Marshall’s nephew Glen Gould also wrote of his death in a statement posted on his Facebook site, referring to his uncle by his nickname, Junior.

“Thank all of you for your thoughts and prayers. My uncle Jr. passed away peacefully surrounded by family,” the post said.

Marshall spent much of his youth in prison after being convicted — at age 17 — of murder in the 1971 stabbing death of Sandy Seale in Sydney.

He was released in 1982 and was acquitted in 1983.

Roy Ebsary, who bragged of having a prowess with knives, was eventually convicted of manslaughter in Seale’s death and spent a year in jail.

In 1990, Marshall was finally exonerated in the report of a royal commission into the wrongful conviction.

The inquiry concluded that Marshall was a victim of racism and incompetence, and it said the Nova Scotia justice system failed him.

The seven-volume report pointed the finger at police, judges, Marshall’s original defence lawyers, Crown lawyers and bureaucrats.

“The criminal justice system failed Donald Marshall Jr. at virtually every turn from his arrest and wrongful conviction for murder in 1971 up to and even beyond his acquittal by the Court of Appeal in 1983,” said the report.

Even though he was declared not guilty, the Appeal Court said he contributed in large measure to his own conviction, and that any miscarriage of justice was more apparent than real.

After turning the report over to the Nova Scotia cabinet, commission head Alex Hickman, then chief justice of the Newfoundland Supreme Court, said: “I really hope that at long last one Donald Marshall Jr. will stand high in the eyes of Nova Scotians, where he deserves to stand.”

Marshall — one of 13 children of Caroline and Donald Marshall Sr., once the grand chief of the Mi’kmaq nation — would also come to be known as a champion of native rights.

A second, high-profile legal case involved Marshall’s 1996 conviction for catching and selling eels out of season, and without a licence.

In 1999, the Supreme Court of Canada upheld a centuries-old treaty between Mi’kmaq natives and the British Crown in acquitting Marshall.

The high court ruling also confirmed that Mi’kmaq and Maliseet in New Brunswick and Nova Scotia have the right to earn a moderate livelihood from hunting, fishing and gathering.

Sylvester said her soft-spoken brother had a sense of accomplishment about the decision, even though he had great reluctance to take on the court challenge and thrust himself back in the spotlight.

“I think he was proud because he knew he did it for his people,” she said. “He didn’t do a lot of fishing after that, but he knew all the reserves would benefit from it and he was happy for that.”

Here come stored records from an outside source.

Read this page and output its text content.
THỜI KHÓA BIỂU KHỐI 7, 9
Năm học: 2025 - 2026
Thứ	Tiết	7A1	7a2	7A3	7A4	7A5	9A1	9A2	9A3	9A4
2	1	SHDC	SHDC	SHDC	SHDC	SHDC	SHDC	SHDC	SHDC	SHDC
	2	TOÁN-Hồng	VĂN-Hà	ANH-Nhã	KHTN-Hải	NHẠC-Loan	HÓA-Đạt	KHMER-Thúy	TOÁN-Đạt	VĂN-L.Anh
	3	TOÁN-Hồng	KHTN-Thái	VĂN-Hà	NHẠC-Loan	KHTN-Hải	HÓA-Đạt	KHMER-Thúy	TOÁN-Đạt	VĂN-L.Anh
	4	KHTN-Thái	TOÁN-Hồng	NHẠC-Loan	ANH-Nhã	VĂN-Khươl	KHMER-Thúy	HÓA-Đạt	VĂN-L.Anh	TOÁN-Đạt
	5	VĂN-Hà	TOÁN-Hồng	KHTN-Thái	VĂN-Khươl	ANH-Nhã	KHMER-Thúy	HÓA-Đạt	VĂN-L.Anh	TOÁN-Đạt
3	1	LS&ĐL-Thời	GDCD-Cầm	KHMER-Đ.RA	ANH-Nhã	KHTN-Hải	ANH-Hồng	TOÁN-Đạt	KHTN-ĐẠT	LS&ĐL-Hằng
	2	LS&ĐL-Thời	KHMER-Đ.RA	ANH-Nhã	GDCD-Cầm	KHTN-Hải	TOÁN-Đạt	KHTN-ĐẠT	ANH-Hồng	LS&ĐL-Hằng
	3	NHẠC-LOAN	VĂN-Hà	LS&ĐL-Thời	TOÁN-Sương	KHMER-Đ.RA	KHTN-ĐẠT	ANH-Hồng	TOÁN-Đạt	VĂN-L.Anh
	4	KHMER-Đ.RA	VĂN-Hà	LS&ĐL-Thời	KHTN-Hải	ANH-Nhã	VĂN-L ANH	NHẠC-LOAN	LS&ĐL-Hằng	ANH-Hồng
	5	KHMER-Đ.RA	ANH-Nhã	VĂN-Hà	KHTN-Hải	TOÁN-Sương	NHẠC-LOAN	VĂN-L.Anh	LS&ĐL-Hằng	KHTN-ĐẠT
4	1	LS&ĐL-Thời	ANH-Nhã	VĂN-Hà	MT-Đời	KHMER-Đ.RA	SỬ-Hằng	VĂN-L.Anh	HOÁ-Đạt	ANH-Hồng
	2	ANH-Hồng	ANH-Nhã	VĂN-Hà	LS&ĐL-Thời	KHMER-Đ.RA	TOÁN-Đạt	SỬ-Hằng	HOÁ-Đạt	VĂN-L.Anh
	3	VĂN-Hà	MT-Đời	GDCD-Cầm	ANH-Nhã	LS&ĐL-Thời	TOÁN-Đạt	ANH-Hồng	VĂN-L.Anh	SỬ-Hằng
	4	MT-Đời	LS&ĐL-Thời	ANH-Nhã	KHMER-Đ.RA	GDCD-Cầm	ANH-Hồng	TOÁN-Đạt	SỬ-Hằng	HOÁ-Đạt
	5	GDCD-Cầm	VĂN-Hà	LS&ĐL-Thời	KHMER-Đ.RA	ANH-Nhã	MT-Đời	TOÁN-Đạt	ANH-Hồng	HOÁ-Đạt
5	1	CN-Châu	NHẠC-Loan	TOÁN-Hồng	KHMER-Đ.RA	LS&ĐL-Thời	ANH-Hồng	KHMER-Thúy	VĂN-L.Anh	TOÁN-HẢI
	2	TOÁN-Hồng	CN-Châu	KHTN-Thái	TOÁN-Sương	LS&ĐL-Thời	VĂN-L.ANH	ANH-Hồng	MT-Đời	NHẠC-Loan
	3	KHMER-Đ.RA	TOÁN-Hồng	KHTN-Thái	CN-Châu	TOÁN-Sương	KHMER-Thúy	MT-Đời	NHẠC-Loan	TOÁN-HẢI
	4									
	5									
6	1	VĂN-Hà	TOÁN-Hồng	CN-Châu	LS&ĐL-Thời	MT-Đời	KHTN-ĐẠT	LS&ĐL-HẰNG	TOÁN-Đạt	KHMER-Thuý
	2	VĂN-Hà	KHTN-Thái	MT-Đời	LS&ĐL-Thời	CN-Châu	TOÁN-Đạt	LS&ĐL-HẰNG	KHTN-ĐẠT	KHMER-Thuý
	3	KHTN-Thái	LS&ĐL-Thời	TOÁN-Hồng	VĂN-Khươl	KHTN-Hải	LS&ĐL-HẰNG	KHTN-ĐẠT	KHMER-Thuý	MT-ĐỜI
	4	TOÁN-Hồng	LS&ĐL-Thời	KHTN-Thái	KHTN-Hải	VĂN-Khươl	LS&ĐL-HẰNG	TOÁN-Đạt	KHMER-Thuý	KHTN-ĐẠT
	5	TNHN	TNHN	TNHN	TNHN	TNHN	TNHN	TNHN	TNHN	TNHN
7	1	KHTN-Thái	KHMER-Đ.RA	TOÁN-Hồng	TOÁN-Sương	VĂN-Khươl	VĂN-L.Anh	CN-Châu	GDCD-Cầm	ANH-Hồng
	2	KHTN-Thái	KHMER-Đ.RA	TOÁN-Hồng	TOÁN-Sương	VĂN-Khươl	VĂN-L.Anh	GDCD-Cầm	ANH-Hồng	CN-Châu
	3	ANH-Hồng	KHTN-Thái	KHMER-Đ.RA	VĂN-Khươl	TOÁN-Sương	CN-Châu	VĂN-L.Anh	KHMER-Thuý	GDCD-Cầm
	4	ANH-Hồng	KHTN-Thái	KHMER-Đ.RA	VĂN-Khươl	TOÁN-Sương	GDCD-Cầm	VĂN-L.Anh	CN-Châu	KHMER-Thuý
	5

Marshall also found himself in court for other reasons over the years, including a recent case involving charges of assaulting and threatening his wife, Colleen D’Orsay.

That matter was scheduled to return to court later this month to deal with his lawyer’s allegation that the legal process was abused after Marshall pleaded not guilty to some charges in the case.

Defence lawyer Daniel Burman had said he would be seeking a stay of charges on the basis that the prosecution had contravened the notions of justice in the Charter of Rights.